In Ägypten sind im Machtkampf zwischen dem Militär und Anhängern des gestürzten Präsidenten Mohammed Mursi innert weniger Stunden weitere 60 Menschen ums Leben gekommen. Dutzende Islamisten starben am Sonntag in Polizeigewahrsam. Bewaffnete Extremisten erschossen 25 Polizisten.
Die gewaltsame Räumung von zwei Protestlagern in Kairo durch die Sicherheitskräfte am vergangenen Mittwoch hatte mit Demonstrationen und tagelangen Unruhen in mehreren Städten neue Gewalt ausgelöst. Laut offiziellen Angaben kamen seitdem mindestens 850 Menschen ums Leben, darunter 70 Polizisten und Soldaten.
Für neuen Zündstoff könnte die mögliche Freilassung des früheren Präsidenten Hosni Mubarak sorgen. Diese könnte in Kürze erfolgen, sagte sein Anwalt Farid al-Dib.
Mubaraks Anwalt erklärte am Montag: «Alles, was noch bleibt, ist ein einfaches Verwaltungsverfahren, das nicht mehr als 48 Stunden in Anspruch nehmen sollte. Mubarak sollte bis Ende der Woche freigelassen werden.» Laut Justizkreisen wird Mubarak noch zwei Wochen in Haft bleiben bevor eine Entscheidung gefällt wird.
Der 85-Jährige wurde 2012 wegen der Tötung von Demonstranten während des Aufstandes gegen ihn zu lebenslanger Haft verurteilt. Dieser Prozess wird derzeit neu aufgerollt.
Amnesty: Exzessive Gewalt
Seit dem Sturz von Mubaraks Nachfolger Mursi Anfang Juli sieht sich das Militär, das seit vergangener Woche massiv gegen die Mursi nahestehenden Muslimbrüder vorgeht, mit neuen schweren Vorwürfen konfrontiert.
Die Menschenrechtsorganisation Amnesty International verurteilte die «exzessive Gewalt» der Sicherheitskräfte und verlangte eine «umfassende, unabhängige» Untersuchung.

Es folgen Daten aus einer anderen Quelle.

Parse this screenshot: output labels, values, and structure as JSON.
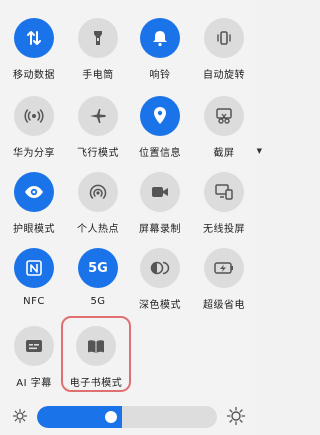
{
  "tiles": [
    {
      "label": "移动数据",
      "icon": "mobile-data-icon",
      "active": true
    },
    {
      "label": "手电筒",
      "icon": "flashlight-icon",
      "active": false
    },
    {
      "label": "响铃",
      "icon": "bell-icon",
      "active": true
    },
    {
      "label": "自动旋转",
      "icon": "auto-rotate-icon",
      "active": false
    },
    {
      "label": "华为分享",
      "icon": "huawei-share-icon",
      "active": false
    },
    {
      "label": "飞行模式",
      "icon": "airplane-icon",
      "active": false
    },
    {
      "label": "位置信息",
      "icon": "location-icon",
      "active": true
    },
    {
      "label": "截屏",
      "icon": "screenshot-icon",
      "active": false
    },
    {
      "label": "护眼模式",
      "icon": "eye-comfort-icon",
      "active": true
    },
    {
      "label": "个人热点",
      "icon": "hotspot-icon",
      "active": false
    },
    {
      "label": "屏幕录制",
      "icon": "screen-record-icon",
      "active": false
    },
    {
      "label": "无线投屏",
      "icon": "wireless-projection-icon",
      "active": false
    },
    {
      "label": "NFC",
      "icon": "nfc-icon",
      "active": true
    },
    {
      "label": "5G",
      "icon": "5g-icon",
      "active": true
    },
    {
      "label": "深色模式",
      "icon": "dark-mode-icon",
      "active": false
    },
    {
      "label": "超级省电",
      "icon": "power-saving-icon",
      "active": false
    },
    {
      "label": "AI 字幕",
      "icon": "ai-subtitle-icon",
      "active": false
    },
    {
      "label": "电子书模式",
      "icon": "ebook-icon",
      "active": false
    }
  ],
  "five_g_text": "5G",
  "brightness": {
    "level": 0.47
  },
  "colors": {
    "accent": "#1a73e8",
    "inactive": "#dcdcdc",
    "highlight": "#e07070"
  }
}
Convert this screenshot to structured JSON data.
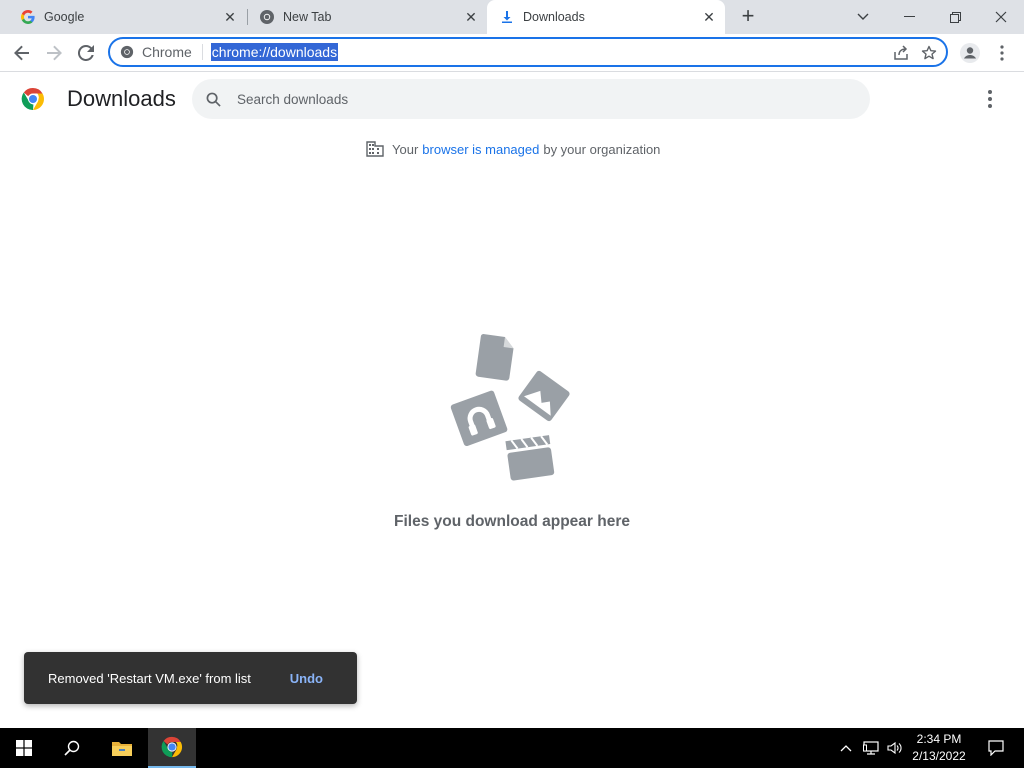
{
  "tabs": [
    {
      "title": "Google",
      "icon": "google-g-icon",
      "active": false
    },
    {
      "title": "New Tab",
      "icon": "chrome-icon",
      "active": false
    },
    {
      "title": "Downloads",
      "icon": "download-icon",
      "active": true
    }
  ],
  "omnibox": {
    "chip_label": "Chrome",
    "url": "chrome://downloads"
  },
  "page": {
    "title": "Downloads",
    "search_placeholder": "Search downloads",
    "managed_prefix": "Your",
    "managed_link": "browser is managed",
    "managed_suffix": "by your organization",
    "empty_message": "Files you download appear here"
  },
  "toast": {
    "message": "Removed 'Restart VM.exe' from list",
    "action": "Undo"
  },
  "taskbar": {
    "time": "2:34 PM",
    "date": "2/13/2022"
  },
  "colors": {
    "accent": "#1a73e8",
    "tabstrip": "#dee1e6",
    "toast_bg": "#323232",
    "toast_action": "#8ab4f8"
  }
}
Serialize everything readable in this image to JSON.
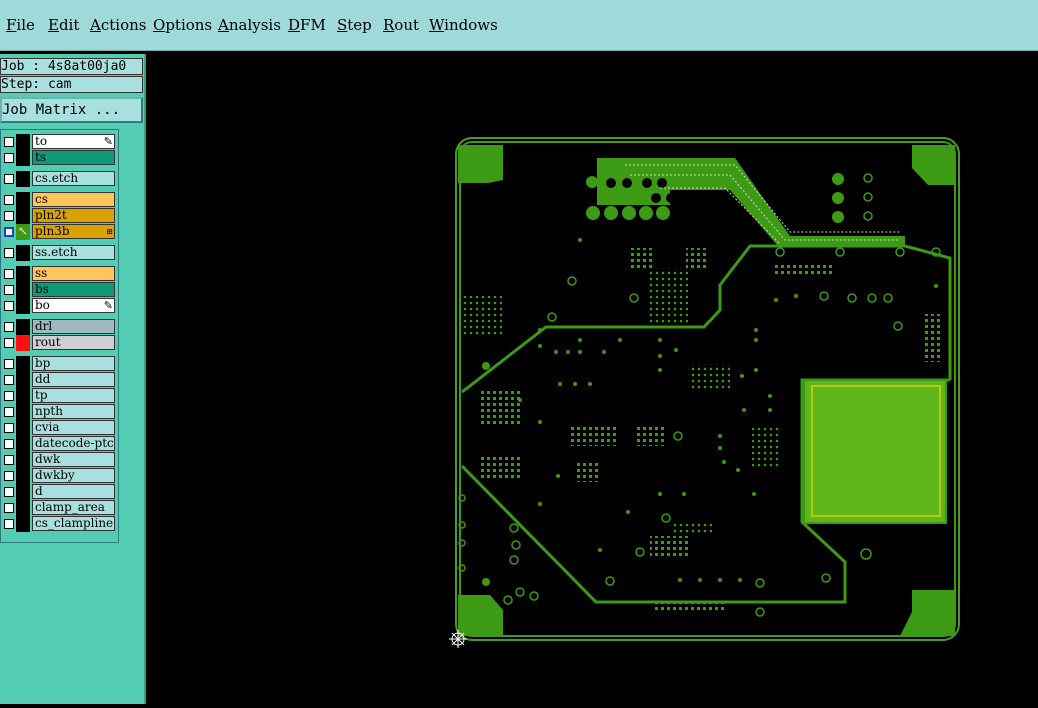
{
  "menu": [
    "File",
    "Edit",
    "Actions",
    "Options",
    "Analysis",
    "DFM",
    "Step",
    "Rout",
    "Windows"
  ],
  "job_label": "Job : 4s8at00ja0",
  "step_label": "Step: cam",
  "job_matrix_label": "Job Matrix ...",
  "layers": [
    {
      "name": "to",
      "color": "#ffffff",
      "checked": false,
      "brush": true
    },
    {
      "name": "ts",
      "color": "#0d9a7a",
      "checked": false
    },
    {
      "name": "cs.etch",
      "color": "#a7e0df",
      "checked": false
    },
    {
      "name": "cs",
      "color": "#ffc55a",
      "checked": false
    },
    {
      "name": "pln2t",
      "color": "#d9a200",
      "checked": false
    },
    {
      "name": "pln3b",
      "color": "#d9a200",
      "checked": true,
      "active": true
    },
    {
      "name": "ss.etch",
      "color": "#a7e0df",
      "checked": false
    },
    {
      "name": "ss",
      "color": "#ffc55a",
      "checked": false
    },
    {
      "name": "bs",
      "color": "#0d9a7a",
      "checked": false
    },
    {
      "name": "bo",
      "color": "#ffffff",
      "checked": false,
      "brush": true
    },
    {
      "name": "drl",
      "color": "#a0b8c0",
      "checked": false
    },
    {
      "name": "rout",
      "color": "#d0d0d0",
      "checked": false,
      "red": true
    },
    {
      "name": "bp",
      "color": "#a7e0df",
      "checked": false
    },
    {
      "name": "dd",
      "color": "#a7e0df",
      "checked": false
    },
    {
      "name": "tp",
      "color": "#a7e0df",
      "checked": false
    },
    {
      "name": "npth",
      "color": "#a7e0df",
      "checked": false
    },
    {
      "name": "cvia",
      "color": "#a7e0df",
      "checked": false
    },
    {
      "name": "datecode-ptc",
      "color": "#a7e0df",
      "checked": false
    },
    {
      "name": "dwk",
      "color": "#a7e0df",
      "checked": false
    },
    {
      "name": "dwkby",
      "color": "#a7e0df",
      "checked": false
    },
    {
      "name": "d",
      "color": "#a7e0df",
      "checked": false
    },
    {
      "name": "clamp_area",
      "color": "#a7e0df",
      "checked": false
    },
    {
      "name": "cs_clampline",
      "color": "#a7e0df",
      "checked": false
    }
  ],
  "colors": {
    "menu_bg": "#9fd9d9",
    "panel_bg": "#52cdb4",
    "copper": "#3c9a14",
    "copper_bright": "#5fb61b",
    "highlight": "#d8d200"
  }
}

«Alle, die für den Einsatz oder die Anordnung der ungerechtfertigten tödlichen Gewalt verantwortlich sind, müssen zur Rechenschaft gezogen werden», forderte Amnesty am Montag in Berlin. Menschenrechtsverstösse auf Seiten der Muslimbrüder dürften nicht als Vorwand genutzt werden, gegen alle Mitglieder der islamistischen Bewegung vorzugehen, wenn diese friedlich ihr Recht auf freie Meinungsäusserung nutzten.
Widersprüchliche Angaben
Mindestens 36 Islamisten kamen am Sonntag in Gewahrsam der Behörden um. Aus dem Umfeld der Justiz war zu vernehmen, die Gefangenen seien in einem überfüllten Polizeitransporter erstickt. Die Muslimbrüder sprachen von Mord. Das Innenministerium erklärte dagegen, die Inhaftierten seien gestorben, nachdem sie während eines vereitelten Gefängnisausbruchs Tränengas eingeatmet hätten.
Auch international geraten das Militär und die von ihm eingesetzte Übergangsregierung wegen des harten Vorgehens gegen die Muslimbrüder zunehmend in die Kritik. Die Aussenminister der EU wollten am Mittwoch in Brüssel darüber beraten, wie beide Seiten zu einer politischen Lösung gedrängt werden könnten.
Ein hochrangiger EU-Vertreter räumte jedoch ein, dass die Staatengemeinschaft keine grossen Druckmittel habe. Im Gespräch war etwa eine Überprüfung der bereits fest zugesagten finanziellen Unterstützung von fünf Milliarden Euro für das wirtschaftlich schwer angeschlagene Land.
Sorge über Lage auf Sinai
Unterdessen bereitet die Lage auf dem Sinai Anlass zu Sorge. Seit der Revolution gegen den langjährigen Machthaber Mubarak Anfang 2011 glitt die Halbinsel immer stärker in die Gesetzlosigkeit ab. Mehrere bewaffnete Gruppen haben sich dort breitgemacht. Seit Mursis Sturz werden fast täglich Anschläge mit Toten und Verletzten gemeldet.
Vor allem in Israel, das 1979 einen Friedensvertrag mit Ägypten unterzeichnete, wird die Entwicklung intensiv verfolgt. Es bestehen Befürchtungen, dass der Sinai zum Rückzugsgebiet für radikal-islamische Terroristen werden könnte.
Die Muslimbrüder haben erklärt, mit keiner der Gruppen auf dem Sinai in Verbindung zu stehen. Die ägyptische salafistische Al-Nur-Partei verurteilte die Tötung der Polizisten.